Artist Statement

Humans are the most successful animal if measured by the ability to control one’s environment, or extend lifespan, or the ability to adapt or invent.  We have been so successful that it sometimes feels like we are something different all together, maybe an anomaly, maybe a higher power.  We make things that look like nothing else we see in nature.  We think up stuff that doesn’t exist (fiction) and perhaps most puzzling, things that can’t exist (a perfect square, a Mobius strip).  Our physicality and mortality bring us back; they prove to us that we are natural beings. However, we can avoid thinking about this most of the time and remain in our perceived separation and buffered experience of nature, an illusion upon which we depend. 

Have we gone too far? Not far enough? Almost certainly some of both. 

As an artist I try to remain aware of both my humanity and my animal dependency on the rest of nature. I’m fascinated by both.  The forms and patterns of nonhuman nature are so intricate, chaotic, and iterative and yet without exact repetition.  Even as I feel at home with them around me.  The forms and patterns of human expression are easy to see by contrast.  Ideas and concepts such as language, models, mathematics, abstraction (abstracting something is a very human thing to do) and human mark-making are all easily distinguished from the rest of nature’s patterns.

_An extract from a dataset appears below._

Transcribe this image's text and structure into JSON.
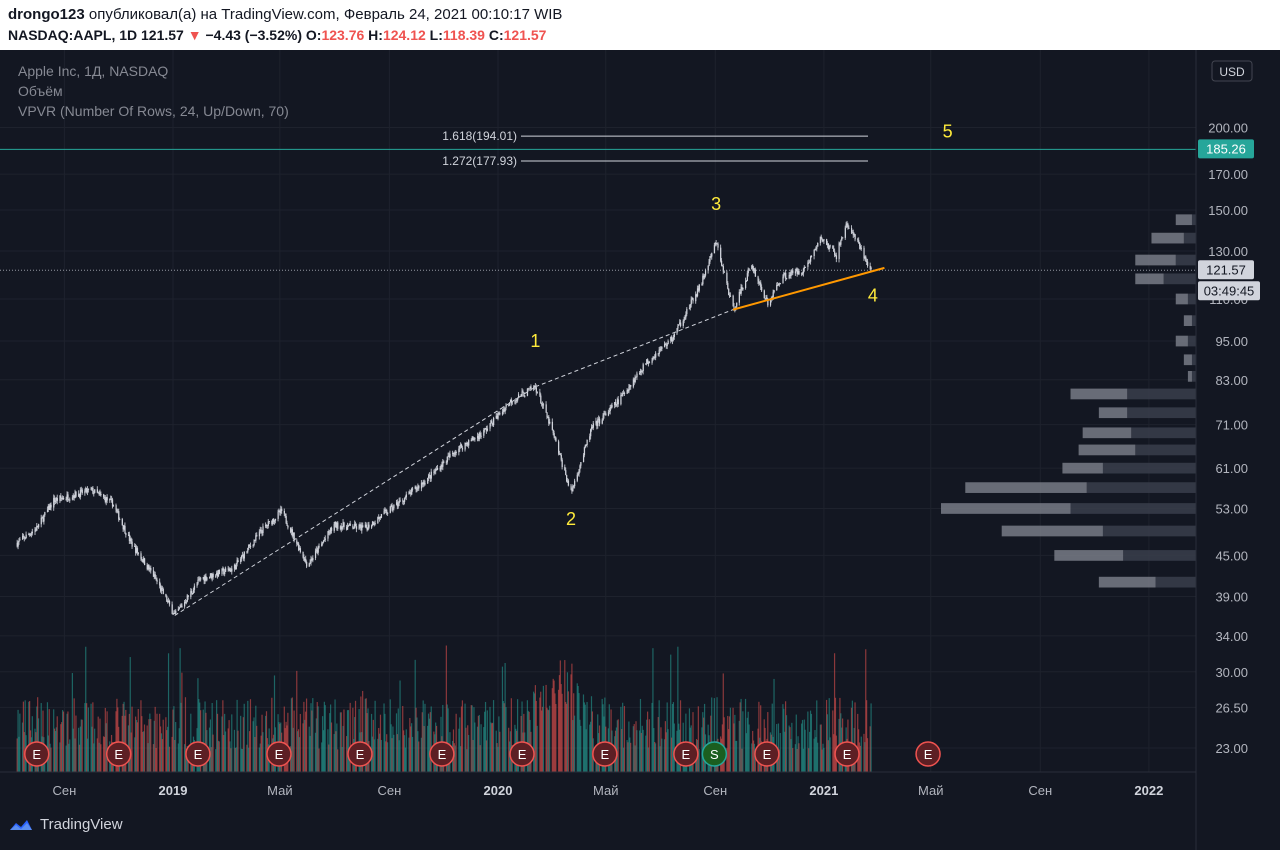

I use drawing as a way of locating human ideas in nature.  I map out concepts, for example a mathematical model or a game diagram, and compose them of natural patterns. I’m corralling the physio in conceptual forms and conversely, deconstructing the forms with the patterns of nature.  I draw as realistically as I can to emphasize the contrast between human and nonhuman expression. I wonder (and enjoy) how the products of human consciousness are so different from the natural world producing them.

Drawing feels right for my current artistic inquiry because drawing is one of the developments that set humans on our anomalous evolutionary path in the first place. What it means to be human is inextricably linked to language, and drawing is believed to be the earliest form of visual communication (at least 40,000 years old). I hope my art will help others wonder why and what it means to be human.